Kainzinger: Ja, uns kommt natürlich auch zugute, dass wir als neues Unternehmen bei Null anfangen konnten. Anderen Unternehmen macht ja häufig ihre IT-Historie zu schaffen.
silicon.de: Wie lange haben sie dann also für das Anpassen der Lösung gebraucht?
Kainzinger: Rund dreieinhalb Monate. Wir haben im September mit dem Customizing angefangen und waren im Dezember fertig.
silicon.de: Das ist doch vergleichsweise flott…
Kainzinger: Stimmt! Und das als Unternehmen mit etwa 45 Millionen Euro Jahresumsatz, was natürlich auch einen gewissen Aufwand mit sich bringt.
silicon.de: Sprechen denn die diagnostischen Systeme, die sie vorhin erwähnt haben, auch mit ByDesign?

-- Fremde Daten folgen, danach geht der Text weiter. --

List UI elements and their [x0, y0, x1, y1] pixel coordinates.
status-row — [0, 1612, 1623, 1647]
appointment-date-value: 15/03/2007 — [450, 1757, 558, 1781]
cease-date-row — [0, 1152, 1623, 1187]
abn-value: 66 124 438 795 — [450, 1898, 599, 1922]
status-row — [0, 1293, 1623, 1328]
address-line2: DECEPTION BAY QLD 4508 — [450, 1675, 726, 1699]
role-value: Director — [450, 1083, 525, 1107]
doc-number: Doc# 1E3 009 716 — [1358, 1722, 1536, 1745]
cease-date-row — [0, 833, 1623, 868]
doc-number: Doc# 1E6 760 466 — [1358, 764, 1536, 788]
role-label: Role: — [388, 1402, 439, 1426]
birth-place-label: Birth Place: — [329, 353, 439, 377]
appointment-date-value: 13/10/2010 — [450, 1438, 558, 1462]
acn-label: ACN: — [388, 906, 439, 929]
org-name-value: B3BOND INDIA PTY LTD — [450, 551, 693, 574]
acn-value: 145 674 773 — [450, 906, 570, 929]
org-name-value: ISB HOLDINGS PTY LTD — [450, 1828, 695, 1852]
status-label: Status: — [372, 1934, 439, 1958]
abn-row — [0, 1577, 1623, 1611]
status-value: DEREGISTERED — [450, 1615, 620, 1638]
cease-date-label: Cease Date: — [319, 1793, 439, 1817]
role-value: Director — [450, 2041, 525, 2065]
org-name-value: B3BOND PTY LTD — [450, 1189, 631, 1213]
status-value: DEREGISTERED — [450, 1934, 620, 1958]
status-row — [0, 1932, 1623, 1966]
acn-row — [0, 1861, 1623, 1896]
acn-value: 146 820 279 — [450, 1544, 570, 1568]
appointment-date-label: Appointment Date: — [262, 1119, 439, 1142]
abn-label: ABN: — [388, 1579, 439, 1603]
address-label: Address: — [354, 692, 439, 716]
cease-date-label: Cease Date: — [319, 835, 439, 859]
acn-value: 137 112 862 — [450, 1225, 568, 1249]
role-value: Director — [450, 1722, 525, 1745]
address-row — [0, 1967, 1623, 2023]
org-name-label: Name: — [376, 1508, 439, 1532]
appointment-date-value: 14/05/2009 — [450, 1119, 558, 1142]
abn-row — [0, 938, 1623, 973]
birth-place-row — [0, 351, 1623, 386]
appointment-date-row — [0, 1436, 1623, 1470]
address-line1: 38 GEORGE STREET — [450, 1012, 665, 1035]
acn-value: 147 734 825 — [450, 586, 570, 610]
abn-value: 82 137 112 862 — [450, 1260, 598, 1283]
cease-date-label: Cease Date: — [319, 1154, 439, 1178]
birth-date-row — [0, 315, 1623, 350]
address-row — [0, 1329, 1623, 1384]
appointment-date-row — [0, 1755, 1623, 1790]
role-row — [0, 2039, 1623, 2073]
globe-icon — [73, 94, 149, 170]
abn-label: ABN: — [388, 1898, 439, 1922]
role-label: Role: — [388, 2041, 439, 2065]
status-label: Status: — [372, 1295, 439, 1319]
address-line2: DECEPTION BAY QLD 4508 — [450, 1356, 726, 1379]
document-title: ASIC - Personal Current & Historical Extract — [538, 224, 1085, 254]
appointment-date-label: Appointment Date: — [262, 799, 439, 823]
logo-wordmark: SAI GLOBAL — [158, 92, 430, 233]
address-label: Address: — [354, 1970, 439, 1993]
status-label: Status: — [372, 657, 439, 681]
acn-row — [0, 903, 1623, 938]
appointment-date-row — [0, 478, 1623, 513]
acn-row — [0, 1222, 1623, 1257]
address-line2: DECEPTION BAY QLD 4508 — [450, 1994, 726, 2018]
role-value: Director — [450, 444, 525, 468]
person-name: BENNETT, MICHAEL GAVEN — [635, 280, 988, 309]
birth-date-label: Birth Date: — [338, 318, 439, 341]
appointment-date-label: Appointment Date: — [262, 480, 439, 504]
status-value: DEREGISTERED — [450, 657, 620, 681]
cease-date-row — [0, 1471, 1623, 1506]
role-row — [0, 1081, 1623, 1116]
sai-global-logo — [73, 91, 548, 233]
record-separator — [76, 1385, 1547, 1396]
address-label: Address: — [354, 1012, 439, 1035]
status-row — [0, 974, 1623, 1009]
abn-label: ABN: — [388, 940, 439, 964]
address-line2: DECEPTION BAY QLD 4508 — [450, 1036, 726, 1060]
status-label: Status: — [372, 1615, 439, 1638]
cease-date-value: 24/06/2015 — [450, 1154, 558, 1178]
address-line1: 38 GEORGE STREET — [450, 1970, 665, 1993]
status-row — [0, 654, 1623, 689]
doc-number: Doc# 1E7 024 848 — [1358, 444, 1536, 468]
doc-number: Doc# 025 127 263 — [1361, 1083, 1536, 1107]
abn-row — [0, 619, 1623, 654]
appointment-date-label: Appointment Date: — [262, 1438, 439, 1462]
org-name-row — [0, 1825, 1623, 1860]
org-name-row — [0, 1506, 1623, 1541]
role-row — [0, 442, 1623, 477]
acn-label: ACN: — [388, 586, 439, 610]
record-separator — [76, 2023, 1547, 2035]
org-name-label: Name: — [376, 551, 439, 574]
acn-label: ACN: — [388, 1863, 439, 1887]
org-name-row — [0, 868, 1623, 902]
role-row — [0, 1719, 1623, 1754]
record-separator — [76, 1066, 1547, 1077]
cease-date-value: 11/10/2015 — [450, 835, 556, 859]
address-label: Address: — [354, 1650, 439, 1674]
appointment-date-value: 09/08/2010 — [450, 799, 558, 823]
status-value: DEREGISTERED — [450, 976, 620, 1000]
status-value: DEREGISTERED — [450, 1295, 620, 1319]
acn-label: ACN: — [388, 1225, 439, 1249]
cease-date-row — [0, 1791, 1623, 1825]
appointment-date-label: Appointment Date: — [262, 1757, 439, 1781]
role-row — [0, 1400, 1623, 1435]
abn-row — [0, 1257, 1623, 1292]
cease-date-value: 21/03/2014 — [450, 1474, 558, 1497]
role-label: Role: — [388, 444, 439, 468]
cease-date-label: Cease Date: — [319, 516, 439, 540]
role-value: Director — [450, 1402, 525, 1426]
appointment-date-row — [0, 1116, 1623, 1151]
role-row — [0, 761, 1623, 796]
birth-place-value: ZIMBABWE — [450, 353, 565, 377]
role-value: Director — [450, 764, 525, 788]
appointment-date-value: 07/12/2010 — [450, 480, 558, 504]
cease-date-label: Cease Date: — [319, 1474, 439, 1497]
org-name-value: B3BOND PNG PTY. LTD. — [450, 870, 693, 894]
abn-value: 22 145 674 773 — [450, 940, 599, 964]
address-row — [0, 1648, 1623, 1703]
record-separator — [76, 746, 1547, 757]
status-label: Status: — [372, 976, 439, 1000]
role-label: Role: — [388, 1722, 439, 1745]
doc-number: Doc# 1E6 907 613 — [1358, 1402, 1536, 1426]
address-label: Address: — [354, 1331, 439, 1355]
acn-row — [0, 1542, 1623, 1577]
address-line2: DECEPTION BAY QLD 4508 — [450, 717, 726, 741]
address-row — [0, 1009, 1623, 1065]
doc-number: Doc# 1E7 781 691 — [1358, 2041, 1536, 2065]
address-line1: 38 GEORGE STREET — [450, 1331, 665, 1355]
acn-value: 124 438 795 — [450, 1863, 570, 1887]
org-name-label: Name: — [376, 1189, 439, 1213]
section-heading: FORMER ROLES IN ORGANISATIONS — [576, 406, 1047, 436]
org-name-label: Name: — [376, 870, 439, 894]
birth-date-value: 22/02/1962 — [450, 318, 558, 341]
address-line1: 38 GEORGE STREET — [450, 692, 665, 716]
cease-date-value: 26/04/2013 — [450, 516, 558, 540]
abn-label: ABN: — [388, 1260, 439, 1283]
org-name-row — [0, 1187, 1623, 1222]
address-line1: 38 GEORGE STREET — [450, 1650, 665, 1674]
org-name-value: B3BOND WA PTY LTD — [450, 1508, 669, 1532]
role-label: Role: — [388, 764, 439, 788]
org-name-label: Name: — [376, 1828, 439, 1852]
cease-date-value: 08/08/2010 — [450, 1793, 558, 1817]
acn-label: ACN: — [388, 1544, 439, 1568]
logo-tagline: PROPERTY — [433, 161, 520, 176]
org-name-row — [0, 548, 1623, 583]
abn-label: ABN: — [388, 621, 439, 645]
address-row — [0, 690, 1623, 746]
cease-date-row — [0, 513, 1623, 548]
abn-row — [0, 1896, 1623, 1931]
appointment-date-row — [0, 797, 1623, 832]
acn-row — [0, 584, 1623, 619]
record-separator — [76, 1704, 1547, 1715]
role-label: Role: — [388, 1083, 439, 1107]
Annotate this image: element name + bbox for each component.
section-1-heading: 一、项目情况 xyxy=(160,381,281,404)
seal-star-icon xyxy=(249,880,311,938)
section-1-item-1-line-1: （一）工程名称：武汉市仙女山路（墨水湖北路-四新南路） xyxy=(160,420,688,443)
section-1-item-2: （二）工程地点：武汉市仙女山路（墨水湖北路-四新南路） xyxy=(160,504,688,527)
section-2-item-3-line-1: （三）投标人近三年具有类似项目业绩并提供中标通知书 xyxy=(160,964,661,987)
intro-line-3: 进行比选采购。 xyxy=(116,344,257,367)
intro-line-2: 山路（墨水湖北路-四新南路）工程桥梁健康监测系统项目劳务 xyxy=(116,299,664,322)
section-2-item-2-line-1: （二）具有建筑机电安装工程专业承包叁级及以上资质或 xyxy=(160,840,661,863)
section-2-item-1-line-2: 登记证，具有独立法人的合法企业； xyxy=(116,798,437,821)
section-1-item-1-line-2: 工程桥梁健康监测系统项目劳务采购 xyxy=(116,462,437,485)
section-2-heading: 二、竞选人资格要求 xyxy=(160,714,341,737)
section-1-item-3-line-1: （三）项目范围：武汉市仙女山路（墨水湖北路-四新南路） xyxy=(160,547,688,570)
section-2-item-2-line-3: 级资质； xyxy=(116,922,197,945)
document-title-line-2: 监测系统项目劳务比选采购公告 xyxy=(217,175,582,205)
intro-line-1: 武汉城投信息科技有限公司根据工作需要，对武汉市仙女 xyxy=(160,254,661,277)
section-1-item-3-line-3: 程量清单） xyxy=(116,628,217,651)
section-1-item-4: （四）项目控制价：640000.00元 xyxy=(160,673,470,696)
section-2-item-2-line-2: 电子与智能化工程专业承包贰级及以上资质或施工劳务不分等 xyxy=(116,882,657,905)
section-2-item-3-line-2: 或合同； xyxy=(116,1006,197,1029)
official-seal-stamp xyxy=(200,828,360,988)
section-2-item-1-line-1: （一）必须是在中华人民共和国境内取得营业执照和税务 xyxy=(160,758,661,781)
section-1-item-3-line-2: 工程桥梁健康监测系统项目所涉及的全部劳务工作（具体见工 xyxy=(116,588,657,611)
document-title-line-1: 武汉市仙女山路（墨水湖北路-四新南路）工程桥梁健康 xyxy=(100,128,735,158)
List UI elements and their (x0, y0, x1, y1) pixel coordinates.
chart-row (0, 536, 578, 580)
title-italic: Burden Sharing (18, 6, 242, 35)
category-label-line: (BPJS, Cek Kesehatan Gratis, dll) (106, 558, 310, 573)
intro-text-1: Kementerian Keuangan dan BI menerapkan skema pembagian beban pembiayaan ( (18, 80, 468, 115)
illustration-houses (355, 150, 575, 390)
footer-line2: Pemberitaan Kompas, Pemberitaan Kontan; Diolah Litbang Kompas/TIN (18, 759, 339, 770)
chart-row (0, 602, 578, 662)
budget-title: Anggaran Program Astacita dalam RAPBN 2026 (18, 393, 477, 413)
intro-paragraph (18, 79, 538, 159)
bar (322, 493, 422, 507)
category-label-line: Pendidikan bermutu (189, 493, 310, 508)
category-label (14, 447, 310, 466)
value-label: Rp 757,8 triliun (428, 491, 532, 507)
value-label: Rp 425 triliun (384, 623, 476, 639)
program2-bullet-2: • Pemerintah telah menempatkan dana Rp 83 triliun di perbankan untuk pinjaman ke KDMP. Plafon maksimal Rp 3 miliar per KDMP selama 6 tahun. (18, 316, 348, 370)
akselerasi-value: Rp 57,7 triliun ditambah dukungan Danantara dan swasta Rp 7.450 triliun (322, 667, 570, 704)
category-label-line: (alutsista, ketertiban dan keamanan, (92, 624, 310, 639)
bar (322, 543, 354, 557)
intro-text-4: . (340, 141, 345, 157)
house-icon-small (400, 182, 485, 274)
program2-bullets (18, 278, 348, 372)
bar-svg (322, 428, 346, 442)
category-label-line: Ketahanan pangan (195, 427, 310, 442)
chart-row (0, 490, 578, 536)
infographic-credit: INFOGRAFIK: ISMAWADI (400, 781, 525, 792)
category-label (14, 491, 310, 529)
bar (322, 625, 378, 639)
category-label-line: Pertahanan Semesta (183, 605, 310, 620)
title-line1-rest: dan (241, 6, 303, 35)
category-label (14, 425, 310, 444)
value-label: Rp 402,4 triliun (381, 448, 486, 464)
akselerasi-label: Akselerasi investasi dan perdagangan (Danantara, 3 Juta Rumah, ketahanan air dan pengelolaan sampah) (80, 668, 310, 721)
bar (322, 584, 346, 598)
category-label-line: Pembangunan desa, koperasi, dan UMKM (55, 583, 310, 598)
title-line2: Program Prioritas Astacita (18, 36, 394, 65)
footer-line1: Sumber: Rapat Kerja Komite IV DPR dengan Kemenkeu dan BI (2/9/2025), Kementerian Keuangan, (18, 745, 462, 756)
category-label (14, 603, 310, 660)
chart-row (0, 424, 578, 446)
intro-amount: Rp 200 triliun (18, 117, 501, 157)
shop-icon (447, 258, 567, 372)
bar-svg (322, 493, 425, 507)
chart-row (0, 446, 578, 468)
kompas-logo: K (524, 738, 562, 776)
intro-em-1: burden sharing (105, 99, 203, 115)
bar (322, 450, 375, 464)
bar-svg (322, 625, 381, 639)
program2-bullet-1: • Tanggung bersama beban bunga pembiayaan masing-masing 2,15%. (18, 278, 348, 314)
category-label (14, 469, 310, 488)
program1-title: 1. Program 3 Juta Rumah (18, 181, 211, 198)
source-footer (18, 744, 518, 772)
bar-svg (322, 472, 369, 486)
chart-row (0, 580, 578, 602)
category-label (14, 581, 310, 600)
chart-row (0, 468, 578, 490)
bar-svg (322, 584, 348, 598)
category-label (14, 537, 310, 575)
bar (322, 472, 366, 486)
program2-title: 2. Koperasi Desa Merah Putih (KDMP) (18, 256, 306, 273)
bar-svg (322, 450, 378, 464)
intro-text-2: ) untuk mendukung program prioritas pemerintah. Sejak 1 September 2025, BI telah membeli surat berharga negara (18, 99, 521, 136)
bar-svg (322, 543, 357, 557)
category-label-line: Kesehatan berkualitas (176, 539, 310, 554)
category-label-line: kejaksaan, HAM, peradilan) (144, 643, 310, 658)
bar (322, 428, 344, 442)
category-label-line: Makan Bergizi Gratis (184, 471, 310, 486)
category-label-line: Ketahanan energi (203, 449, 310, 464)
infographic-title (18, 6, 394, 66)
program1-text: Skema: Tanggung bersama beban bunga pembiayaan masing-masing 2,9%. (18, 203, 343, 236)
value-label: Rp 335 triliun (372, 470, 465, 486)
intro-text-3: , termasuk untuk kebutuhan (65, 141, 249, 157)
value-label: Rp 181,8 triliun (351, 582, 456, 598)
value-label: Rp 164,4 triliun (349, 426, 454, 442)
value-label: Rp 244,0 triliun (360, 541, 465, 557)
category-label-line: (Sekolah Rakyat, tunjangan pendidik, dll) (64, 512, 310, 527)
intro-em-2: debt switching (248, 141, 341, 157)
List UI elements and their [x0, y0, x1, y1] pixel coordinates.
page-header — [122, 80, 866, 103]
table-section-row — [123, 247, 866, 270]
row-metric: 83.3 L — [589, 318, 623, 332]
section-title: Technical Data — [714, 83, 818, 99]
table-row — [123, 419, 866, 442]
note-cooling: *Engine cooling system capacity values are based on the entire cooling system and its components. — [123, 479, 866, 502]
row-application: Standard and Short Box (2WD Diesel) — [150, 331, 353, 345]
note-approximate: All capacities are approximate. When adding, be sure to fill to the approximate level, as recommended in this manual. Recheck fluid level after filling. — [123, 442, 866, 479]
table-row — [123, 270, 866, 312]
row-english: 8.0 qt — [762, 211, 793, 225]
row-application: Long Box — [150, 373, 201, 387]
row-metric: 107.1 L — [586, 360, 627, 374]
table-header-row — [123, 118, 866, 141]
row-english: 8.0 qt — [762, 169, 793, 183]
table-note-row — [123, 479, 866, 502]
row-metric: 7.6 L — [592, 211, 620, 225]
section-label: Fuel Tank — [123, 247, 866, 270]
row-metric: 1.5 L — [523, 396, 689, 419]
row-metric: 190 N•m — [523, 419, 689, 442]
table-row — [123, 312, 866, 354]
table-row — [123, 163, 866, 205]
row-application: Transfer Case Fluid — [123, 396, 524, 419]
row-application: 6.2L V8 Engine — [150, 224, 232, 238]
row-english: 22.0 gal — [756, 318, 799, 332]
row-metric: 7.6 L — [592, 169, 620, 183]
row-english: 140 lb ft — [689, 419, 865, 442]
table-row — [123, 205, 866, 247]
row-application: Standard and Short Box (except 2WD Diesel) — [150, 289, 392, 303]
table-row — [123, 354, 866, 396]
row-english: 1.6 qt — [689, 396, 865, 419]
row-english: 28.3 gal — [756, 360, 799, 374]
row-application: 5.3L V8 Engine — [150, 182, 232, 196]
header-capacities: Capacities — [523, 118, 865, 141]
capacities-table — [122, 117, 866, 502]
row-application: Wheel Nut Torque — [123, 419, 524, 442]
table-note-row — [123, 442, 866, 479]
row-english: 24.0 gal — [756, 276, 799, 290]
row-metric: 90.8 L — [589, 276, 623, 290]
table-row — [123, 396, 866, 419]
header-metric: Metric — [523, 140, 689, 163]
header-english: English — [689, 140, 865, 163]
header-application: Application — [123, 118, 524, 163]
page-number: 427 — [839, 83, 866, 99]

Kainzinger: Es gibt noch keine Schnittstellen oder Kommunikation zwischen den Systemen. Das war für uns im ersten Schritt auch gar nicht notwendig, weil die Prozesse nicht in dem Maße verwoben sind. Insofern fahren wir erstmal gut damit, die gesamte Betriebswirtschaft über das ByDesign-System und alle medizinischen Prozesse in den Laborsystemen laufen zu lassen.
silicon.de: Es ist also für Sie nicht so wichtig zu wissen, wie viele Proben im Labor in Hellersdorf ankommen?
Kainzinger: Im Berichtswesen gibt es natürlich Szenarien, in denen beispielsweise die Verknüpfung von Daten aus dem Rechnungswesen mit denen aus den Laborsystemen interessant wären, so unter anderem für die Frage: Welche Kosten habe ich wann und wo für welche Labordienstleistung generiert? Dafür müssen wir momentan noch zwei Systeme abfragen.
silicon.de: Gibt es Pläne, das zu ändern?
Kainzinger: Wir können uns vorstellen, das künftig in einem Warehouse zu kombinieren. Allerdings war das nicht so zeitkritisch, als dass wir es schon zum Januar hätten umsetzen müssen. Daher ist es nicht Teil der Implementierung gewesen. Aber wir fangen jetzt an, mit der SAP und unserem Implementierungspartner zu sprechen, wie wir die Daten künftig verknüpfen können.
silicon.de: Sind sie denn insgesamt mit der Performance des Systems zufrieden?
Kainzinger: Wir sind sowohl mit der Geschwindigkeit als auch der Uptime zufrieden. Man kann sagen, das System ist jederzeit verfügbar.
silicon.de: Thema Storage und Compliance: Brauchen Sie dafür noch eine weitere Lösung oder können sie das auch in ByDesign abbilden?
Kainzinger: All das läuft in ByDesign.
silicon.de: Wie funktioniert denn die Filialanbindung?
Kainzinger: In dem Sinn haben wir keine Filialen, sondern unsere zwölf Laborstandorte in Berlin. Die sind alle im System mit abgebildet, produktiv und die Mitarbeiter greifen von den unterschiedlichen Standorten aus auf das System zu.
silicon.de: Da kommt natürlich die Web-Basierung von ByDesign voll zum Tragen?
Kainzinger: Genau dies war für uns auch ein großer Vorteil. Wir mussten weder zusätzliche Hardware implementieren noch uns mit der Frage auseinandersetzen, wie wir die erst kurz vorher unter dem Dach des Labor Berlin vereinten Standorte in einem System zusammenbringen. Dadurch, dass wir von jedem Web-fähigen Rechner auf das System zugreifen können, ist das überhaupt kein Thema für uns gewesen. Das einzige, was wir machen mussten, war flächendeckend Silverlight zu installieren, was problemlos vonstatten ging.
silicon.de: Herr Kainzinger, wir danken für das Gespräch.